Tuesday , April 23 2024
Don’t Cry For No Hipster is retro hip from Ben Sidran.

Music Review: Ben Sidran – Don’t Cry For No Hipster

The first thing that pianist, vocalist, composer, producer Ben Sidran does in the liner notes to his latest album Don’t Cry For No Hipster is try to come up with some kind of definition of “hipster.” What exactly does it mean to be hip? He traces the term back to the Prohibition Era when bright young revelers would arrive at a club with a hip flask. How this came to signify street wise cats who knew their way around town and was then extended to really cool jazz musicians (although which came first may be one of those chicken-egg questions) isn’t clear, but for a long time “hip” and “cool” were very much synonymous. Then along came the Beat Generation and poetry sometimes combined with jazz became hip (sometimes not). These were the early hippies, but they really weren’t quite hipsters.

The most important thing to know about a hipster is that if you style yourself hip, you’re not. As Sidran puts it, “It is a well known fact among hipsters that anybody who self-identified as a hipster was, by definition, not one.” Hipsters don’t advertise. They don’t need to.

Sidran’s Don’t Cry For No Hipster harkens back to the cool jazz tradition. A dozen of the 14 songs on the album are original compositions by Sidran himself or in collaboration with his son, producer and drummer, Leo. They mix clever lyrics with cool jazz rhythms, interspersed with nice little improvised moments from Sidran on the piano, Will Bernard on guitar, and the tenor saxes of John Ellis and Mark Shim. Lyrics are often suffused with a cool irony. “In the Beginning” starts with a blues guitar solo leading to the line, “Man created God so he would not be alone.” “Brand New Music” has the cryptic refrain, “Brand new music, same old song.” “At Least We Got to the Race” has the kind of retro swinging sound that goes back decades into heart of the last century.

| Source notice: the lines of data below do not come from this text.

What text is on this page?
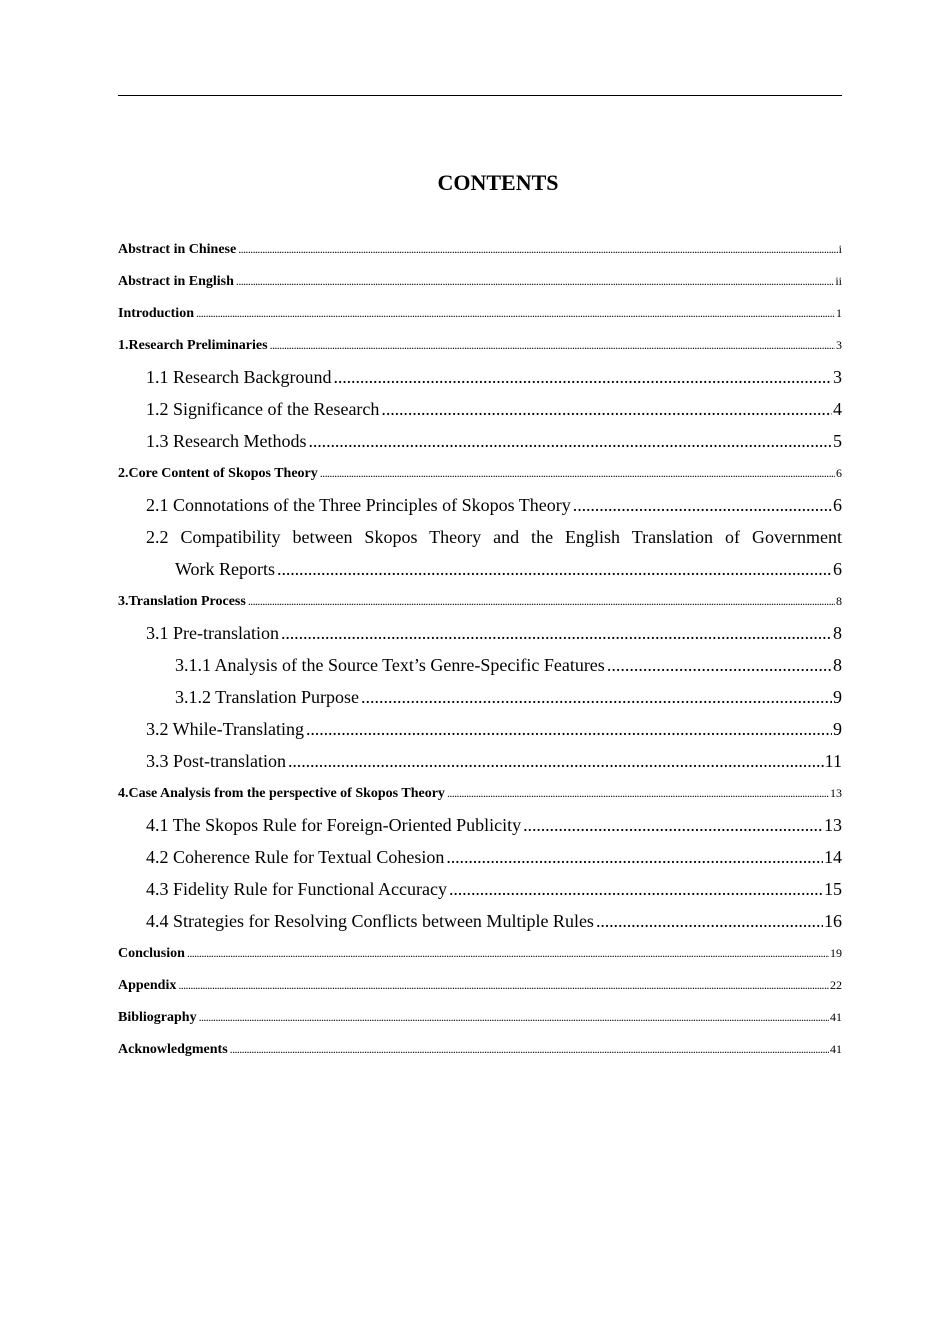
CONTENTS
Abstract in Chinese .....	i
Abstract in English .....	ii
Introduction .....	1
1.Research Preliminaries .....	3
1.1 Research Background .....	3
1.2 Significance of the Research .....	4
1.3 Research Methods .....	5
2.Core Content of Skopos Theory .....	6
2.1 Connotations of the Three Principles of Skopos Theory .....	6
2.2 Compatibility between Skopos Theory and the English Translation of Government
Work Reports .....	6
3.Translation Process .....	8
3.1 Pre-translation .....	8
3.1.1 Analysis of the Source Text’s Genre-Specific Features .....	8
3.1.2 Translation Purpose .....	9
3.2 While-Translating .....	9
3.3 Post-translation .....	11
4.Case Analysis from the perspective of Skopos Theory .....	13
4.1 The Skopos Rule for Foreign-Oriented Publicity .....	13
4.2 Coherence Rule for Textual Cohesion .....	14
4.3 Fidelity Rule for Functional Accuracy .....	15
4.4 Strategies for Resolving Conflicts between Multiple Rules .....	16
Conclusion .....	19
Appendix .....	22
Bibliography .....	41
Acknowledgments .....	41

The two non-originals on the disc are Thelonious Monk’s “Reflections” and the old country hit made famous by Tennessee Ernie Ford, “Sixteen Tons.” The first is the album’s only instrumental and features some nice subtle work from Mark Shim and well as Sidran. “Sixteen Tons” seems an odd choice for the album. It isn’t exactly a song associated with anything hip, but maybe that’s the point.

Even a glance at Sidran’s promotional material makes it clear that this man is a musical power house. Don’t Cry For No Hipster is the man’s 35th album. He has produced for the likes of Van Morrison, Diana Ross, Rickie Lee Jones, and Mose Allison. With Steve Miller he wrote “Space Cowboy.” He has composed sound tracks for Hoop Dreams and Vietnam: Long Time Coming. His books include Black Talk and Talking Jazz, as well as his memoir, A Life in the Music. You have to wonder where he finds the time to play, but listening to the new album, you have to be glad he does.